Did a bit of digging; it's not just slow; it ends up in an infinite loop that consumes all memory in sight. The problem is in print_line_with_options
; the coloration logic increases the length of the string, causing the pattern to match something new all the time.
Ouch, colorizing the string changes what the regexp matches? Maybe there is a test case for that bug all by itself without using .*
.
@epa I think .*
is special, because it matches both the entire line, but also the empty string.
And it's not just .*
, but stuff like b*
which I could easily see people doing by mistake.
Maybe the first thing ack should do is test the given regexp against the empty string, and if it matches die with an error? That doesn't rule out fixing the underlying code in print_line_with_options
of course. But surely nobody deliberately searches for the empty string.
That seems like a good check. If it matches the empty string, then the user has entered something incorrectly. But what would we describe to the user in the error message?
Imagine the user is looking for something like "a_b_c*", for whatever they think that that will do. How do we describe the problem?
The regular expression X matches the empty string, so it cannot be used to search for text.
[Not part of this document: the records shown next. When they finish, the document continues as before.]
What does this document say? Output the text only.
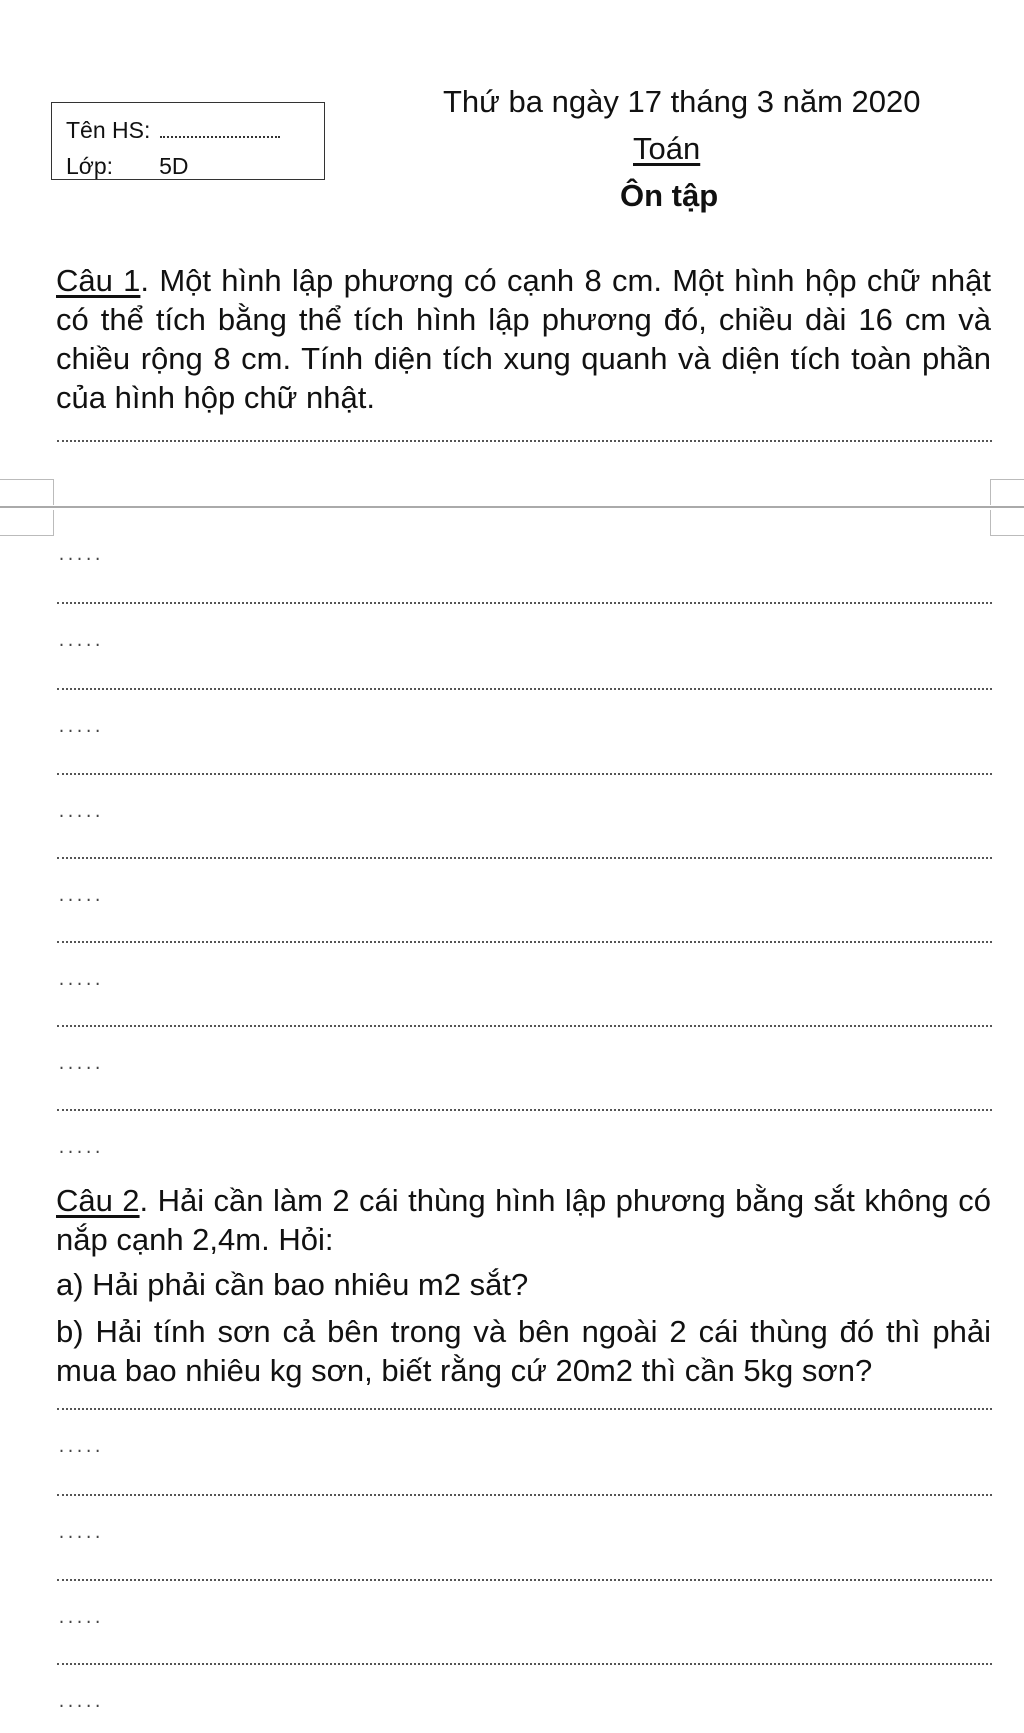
Tên HS:
Lớp: 5D
Thứ ba ngày 17 tháng 3 năm 2020
Toán
Ôn tập
Câu 1. Một hình lập phương có cạnh 8 cm. Một hình hộp chữ nhật có thể tích bằng thể tích hình lập phương đó, chiều dài 16 cm và chiều rộng 8 cm. Tính diện tích xung quanh và diện tích toàn phần của hình hộp chữ nhật.
.....
.....
.....
.....
.....
.....
.....
.....
Câu 2. Hải cần làm 2 cái thùng hình lập phương bằng sắt không có nắp cạnh 2,4m. Hỏi:
a) Hải phải cần bao nhiêu m2 sắt?
b) Hải tính sơn cả bên trong và bên ngoài 2 cái thùng đó thì phải mua bao nhiêu kg sơn, biết rằng cứ 20m2 thì cần 5kg sơn?
.....
.....
.....
.....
There's probably no message you can write which will explain the problem clearly to someone who doesn't understand regular expressions.
"Maybe the first thing ack should do is test the given regexp against the empty string"
This will fail for (?<=.).*
and probably some genuinely realistic cases including zero-width assertions.
Perhaps a better solution would be to determine whether $&
is zero-length (by looking at the start and end position matched via the other punctuation variables - $+[0] - $-[0]
, I believe - to avoid the penalty of $&
) - if it is of zero length then do not colourise.
@pdl That would be my chosen approach, and a quick test I tried got it out of the highlighting loop. There was another one it was stuck in though; I'm going to investigate further when I have some more time.
Agreed that checking for $&
being zero-length is probably a win.
I'd like to see some genuinely realistic cases with zero-width assertions before we say that "We shouldn't forbid them because they might get used."
@pdl are you saying there are regexps which do match the empty string but are nonetheless useful to search with?
Ok, the bug is fixed as of 80402b4.
Thanks for fixing this, @hoelzro. Can you please put a comment on the check that explains why it's there?
@petdance Done!
Can we close this?
Not tested with the latest commit but for me this happened with
ack ''
I've found the same thing with ack $ file
. It would look like the same bug, but I just wanted to advise you guys of more ways to trigger the bug
You can grind ack to a halt with
% ack '.*'
Although
.*
is not slow for the regexp engine to match, it slows down ack a lot. Is there something ack could do more intelligently?